This chapter presents an efficient algorithm to classify and retrieve images from large databases in the context of rough set theory. Color and texture are two well-known low-level perceptible features to describe an image contents used in this chapter. The features are extracted, normalized, and then the rough set dependency rules are generated directly from the real value attribute vector. Then the rough set reduction technique is applied to find all reducts of the data which contains the minimal subset of attributes that are associated with a class label for classification. We test three different popular distance measures in this work and find that quadratic distance measures provide the most accurate and perceptually relevant retrievals. The retrieval performance is measured using recall-precision measure, as is standard in all retrieval systems.
The growth of the size of data and number of existing databases far exceeds the ability of humans to analyze this data, which creates both a need and an opportunity to extract knowledge from databases. There is a pressing need for efficient information management and mining of the huge quantities of image data that are routinely being used in databases (Cios, Pedrycz, & Swiniarski, 1998; Laudon, & Laudon, 2006; Starzyk, Dale, & Sturtz, 2000). These data are potentially an extremely valuable source of information, but their value is limited unless they can be effectively explored and retrieved, and it is becoming increasingly clear that in order to be efficient, data mining must be based on Semantics. However, the extraction of Semantically rich meta-data from computationally accessible low-level features poses tremendous scientific challenges (Laudon & Laudon, 2006; Mehta, Agrawal, & Rissanen, 1996; Mitra, Pal, & Mitra, 2002).
Content-based image classify and retrieval (CBICR) systems are needed to effectively and efficiently use the information that is intrinsically stored in these image databases. This image retrieval system has gained considerable attention, especially during the last decade. Image retrieval based on content is extremely useful in many applications (Smith, 1998; Molinier, Laaksonen, Ahola, & Häme, 2005; Yang & Laaksonen, 2005; Koskela, Laaksonen, & Oja, 2004; Viitaniemi & Laaksonen, 2006; Huang, Tan, & Loew, 2003; Smeulders, Worring, Santini, Gupta., & Jain, 2000; Ma & Manjunath, 1999; Carson, Thomas, Belongie, Hellerstein, & Malik, 1999) such as crime prevention, the military, intellectual property, architectural and engineering design, fashion and interior design, journalism and advertising, medical diagnosis, geographic information and remote sensing systems, cultural heritage, education and training, home entertainment, and Web searching. In a typical CBIR system, quires are normally formulated either by query by example or similarity retrieval, selecting from a color, shape, skelton, and texture features or a combination of two or more features. The system then compares the query with a database representing the stored images. The output from a CBIR system is usually a ranked list of images in order of their similarity to the query.
Image classification (Hassanien & Dominik 2007) is an important data mining task which can be defined as a task of finding a function that maps items into one of several discrete classes.
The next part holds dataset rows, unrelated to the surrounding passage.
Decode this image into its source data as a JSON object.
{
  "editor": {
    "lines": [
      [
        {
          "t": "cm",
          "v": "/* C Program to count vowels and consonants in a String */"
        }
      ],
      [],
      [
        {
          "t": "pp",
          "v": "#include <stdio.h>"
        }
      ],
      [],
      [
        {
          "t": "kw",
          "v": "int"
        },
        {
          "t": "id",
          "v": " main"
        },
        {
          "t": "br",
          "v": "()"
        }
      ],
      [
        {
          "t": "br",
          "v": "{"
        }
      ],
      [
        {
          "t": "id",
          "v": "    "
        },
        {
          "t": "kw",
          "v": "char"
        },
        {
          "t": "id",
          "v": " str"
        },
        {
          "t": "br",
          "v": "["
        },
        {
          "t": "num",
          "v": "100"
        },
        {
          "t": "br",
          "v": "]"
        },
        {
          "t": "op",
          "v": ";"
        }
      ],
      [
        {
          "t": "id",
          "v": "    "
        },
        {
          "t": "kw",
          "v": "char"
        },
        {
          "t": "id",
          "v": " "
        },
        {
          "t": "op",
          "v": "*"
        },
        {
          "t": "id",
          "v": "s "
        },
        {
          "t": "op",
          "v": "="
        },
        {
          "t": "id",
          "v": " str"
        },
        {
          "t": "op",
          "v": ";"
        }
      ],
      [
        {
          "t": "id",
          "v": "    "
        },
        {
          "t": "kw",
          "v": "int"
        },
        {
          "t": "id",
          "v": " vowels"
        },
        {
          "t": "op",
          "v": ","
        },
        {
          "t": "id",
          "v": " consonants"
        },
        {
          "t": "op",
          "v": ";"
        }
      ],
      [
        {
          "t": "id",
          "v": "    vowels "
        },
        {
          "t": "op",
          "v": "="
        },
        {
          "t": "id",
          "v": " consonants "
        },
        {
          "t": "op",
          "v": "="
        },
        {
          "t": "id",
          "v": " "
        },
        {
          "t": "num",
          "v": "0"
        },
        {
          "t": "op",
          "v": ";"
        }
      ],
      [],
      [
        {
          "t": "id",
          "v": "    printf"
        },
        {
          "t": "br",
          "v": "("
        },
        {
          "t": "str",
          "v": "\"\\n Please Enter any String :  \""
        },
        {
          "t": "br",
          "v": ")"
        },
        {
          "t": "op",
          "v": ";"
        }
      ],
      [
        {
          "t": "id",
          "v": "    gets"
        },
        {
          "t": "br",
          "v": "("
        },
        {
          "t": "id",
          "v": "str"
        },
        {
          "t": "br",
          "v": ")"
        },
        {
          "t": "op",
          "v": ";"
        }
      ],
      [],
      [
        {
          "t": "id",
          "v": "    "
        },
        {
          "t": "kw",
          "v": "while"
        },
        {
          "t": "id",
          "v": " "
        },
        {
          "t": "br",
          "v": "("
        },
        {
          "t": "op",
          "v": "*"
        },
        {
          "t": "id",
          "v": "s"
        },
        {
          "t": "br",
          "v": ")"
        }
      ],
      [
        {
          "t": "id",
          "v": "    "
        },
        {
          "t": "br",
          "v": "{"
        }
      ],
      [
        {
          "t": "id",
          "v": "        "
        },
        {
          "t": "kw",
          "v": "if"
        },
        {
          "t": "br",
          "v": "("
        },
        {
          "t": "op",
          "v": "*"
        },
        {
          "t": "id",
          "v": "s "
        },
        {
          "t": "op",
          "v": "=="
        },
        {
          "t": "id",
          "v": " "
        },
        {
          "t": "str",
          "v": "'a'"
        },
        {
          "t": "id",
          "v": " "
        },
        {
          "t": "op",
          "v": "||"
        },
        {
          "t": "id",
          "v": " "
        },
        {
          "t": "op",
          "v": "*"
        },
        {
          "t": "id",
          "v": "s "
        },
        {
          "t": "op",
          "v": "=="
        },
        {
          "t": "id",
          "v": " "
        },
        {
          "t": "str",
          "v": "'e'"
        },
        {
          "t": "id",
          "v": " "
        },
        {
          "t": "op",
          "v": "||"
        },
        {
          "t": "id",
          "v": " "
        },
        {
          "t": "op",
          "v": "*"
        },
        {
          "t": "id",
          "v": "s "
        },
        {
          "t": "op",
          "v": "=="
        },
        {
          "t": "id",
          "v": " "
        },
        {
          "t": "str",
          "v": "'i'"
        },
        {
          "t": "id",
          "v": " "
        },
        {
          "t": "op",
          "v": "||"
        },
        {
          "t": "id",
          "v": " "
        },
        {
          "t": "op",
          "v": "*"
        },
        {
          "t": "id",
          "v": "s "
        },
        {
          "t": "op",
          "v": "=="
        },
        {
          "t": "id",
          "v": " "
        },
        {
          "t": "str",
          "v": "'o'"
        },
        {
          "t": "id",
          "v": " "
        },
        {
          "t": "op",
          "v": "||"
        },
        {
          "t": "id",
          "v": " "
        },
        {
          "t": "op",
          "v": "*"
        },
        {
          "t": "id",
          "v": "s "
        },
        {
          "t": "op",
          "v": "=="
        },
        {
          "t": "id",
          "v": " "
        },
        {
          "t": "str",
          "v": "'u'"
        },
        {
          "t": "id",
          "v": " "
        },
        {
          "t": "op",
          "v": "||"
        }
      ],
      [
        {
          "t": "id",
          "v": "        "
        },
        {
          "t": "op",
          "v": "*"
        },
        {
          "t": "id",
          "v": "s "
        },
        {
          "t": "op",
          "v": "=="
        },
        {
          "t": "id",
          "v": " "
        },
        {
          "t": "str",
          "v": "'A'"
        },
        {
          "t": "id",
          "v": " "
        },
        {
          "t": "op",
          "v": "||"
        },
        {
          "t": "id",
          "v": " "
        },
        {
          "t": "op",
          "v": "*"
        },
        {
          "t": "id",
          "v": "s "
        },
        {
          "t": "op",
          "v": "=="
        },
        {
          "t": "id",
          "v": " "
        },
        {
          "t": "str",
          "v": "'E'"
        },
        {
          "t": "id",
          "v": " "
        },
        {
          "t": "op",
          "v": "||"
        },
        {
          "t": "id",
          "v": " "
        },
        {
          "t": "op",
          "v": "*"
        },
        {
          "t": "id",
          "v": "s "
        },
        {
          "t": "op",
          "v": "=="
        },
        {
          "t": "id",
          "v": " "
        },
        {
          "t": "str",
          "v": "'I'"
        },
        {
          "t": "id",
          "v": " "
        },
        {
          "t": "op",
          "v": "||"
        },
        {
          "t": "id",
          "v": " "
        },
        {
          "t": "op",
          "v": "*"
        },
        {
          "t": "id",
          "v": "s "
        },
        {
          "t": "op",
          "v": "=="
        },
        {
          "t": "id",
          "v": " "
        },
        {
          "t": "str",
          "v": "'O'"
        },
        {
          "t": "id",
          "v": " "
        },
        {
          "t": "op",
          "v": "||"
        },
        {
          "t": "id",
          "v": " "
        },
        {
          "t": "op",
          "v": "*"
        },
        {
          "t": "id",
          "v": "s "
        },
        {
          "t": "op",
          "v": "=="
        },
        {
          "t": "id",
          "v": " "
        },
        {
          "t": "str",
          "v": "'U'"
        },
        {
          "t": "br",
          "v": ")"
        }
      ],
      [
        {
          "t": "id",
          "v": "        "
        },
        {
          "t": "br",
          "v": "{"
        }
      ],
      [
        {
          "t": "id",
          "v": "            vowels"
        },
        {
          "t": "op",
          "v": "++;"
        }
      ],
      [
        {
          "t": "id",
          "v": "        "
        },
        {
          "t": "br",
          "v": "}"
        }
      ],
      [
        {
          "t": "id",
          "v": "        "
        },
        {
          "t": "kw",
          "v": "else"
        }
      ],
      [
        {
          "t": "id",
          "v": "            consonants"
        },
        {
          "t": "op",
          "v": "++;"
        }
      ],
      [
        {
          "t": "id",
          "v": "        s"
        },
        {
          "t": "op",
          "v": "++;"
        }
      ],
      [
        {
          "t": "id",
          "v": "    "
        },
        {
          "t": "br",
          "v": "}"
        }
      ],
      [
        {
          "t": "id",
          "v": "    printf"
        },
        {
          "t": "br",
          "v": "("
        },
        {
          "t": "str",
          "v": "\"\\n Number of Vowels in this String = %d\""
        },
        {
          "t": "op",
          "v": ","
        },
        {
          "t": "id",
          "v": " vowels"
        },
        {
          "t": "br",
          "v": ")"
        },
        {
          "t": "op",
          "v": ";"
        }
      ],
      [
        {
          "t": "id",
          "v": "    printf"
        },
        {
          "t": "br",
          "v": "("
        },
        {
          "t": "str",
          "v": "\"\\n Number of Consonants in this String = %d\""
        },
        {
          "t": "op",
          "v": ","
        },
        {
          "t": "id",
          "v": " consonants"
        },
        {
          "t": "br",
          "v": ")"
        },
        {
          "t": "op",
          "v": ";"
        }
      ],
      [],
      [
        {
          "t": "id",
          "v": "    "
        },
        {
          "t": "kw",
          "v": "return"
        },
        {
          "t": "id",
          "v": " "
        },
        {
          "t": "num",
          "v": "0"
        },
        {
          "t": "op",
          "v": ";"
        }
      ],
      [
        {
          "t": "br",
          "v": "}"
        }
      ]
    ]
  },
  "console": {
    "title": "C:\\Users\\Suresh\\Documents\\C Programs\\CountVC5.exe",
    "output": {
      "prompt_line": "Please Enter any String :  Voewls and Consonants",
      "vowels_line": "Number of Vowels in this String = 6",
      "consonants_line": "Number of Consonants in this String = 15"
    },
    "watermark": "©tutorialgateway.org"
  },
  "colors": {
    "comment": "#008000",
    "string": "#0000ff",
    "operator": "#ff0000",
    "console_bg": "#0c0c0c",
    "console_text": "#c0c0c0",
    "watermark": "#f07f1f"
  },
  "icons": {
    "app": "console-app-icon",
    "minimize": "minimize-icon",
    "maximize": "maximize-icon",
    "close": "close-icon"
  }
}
The most commonly used techniques in classification are neural network [Dominik et. al. 2004, Hassanien & Dominik 2007], genetic algorithms [Satchidananda et. al., 2008], decision trees [Yang et. al., 2003], fuzzy theory [Ashish G., Saroj K. Meher, & Uma B. Shankar 2008], multi-resolution wavelet [Uma et. al., 2007] and rough set theory [Hassanien & Ali, 2004]. Rough set concept was introduced by Polish logician, Professor Zdzisław Pawlak in early eighties [Pawlak, Z. 1982]. This theory become very popular among scientists around the world and the rough set is now one of the most developing intelligent data analysis [Slowinski, 1995, Pawlak, 1995, Pawlak, 1991]. Rough sets data analysis was used for the discovery of data dependencies, data reduction, approximate set classification, and rule induction from databases. The generated rules represent the underlying Semantic content of the images in the database. A classification mechanism is developed by which the images are classified according to the generated rules.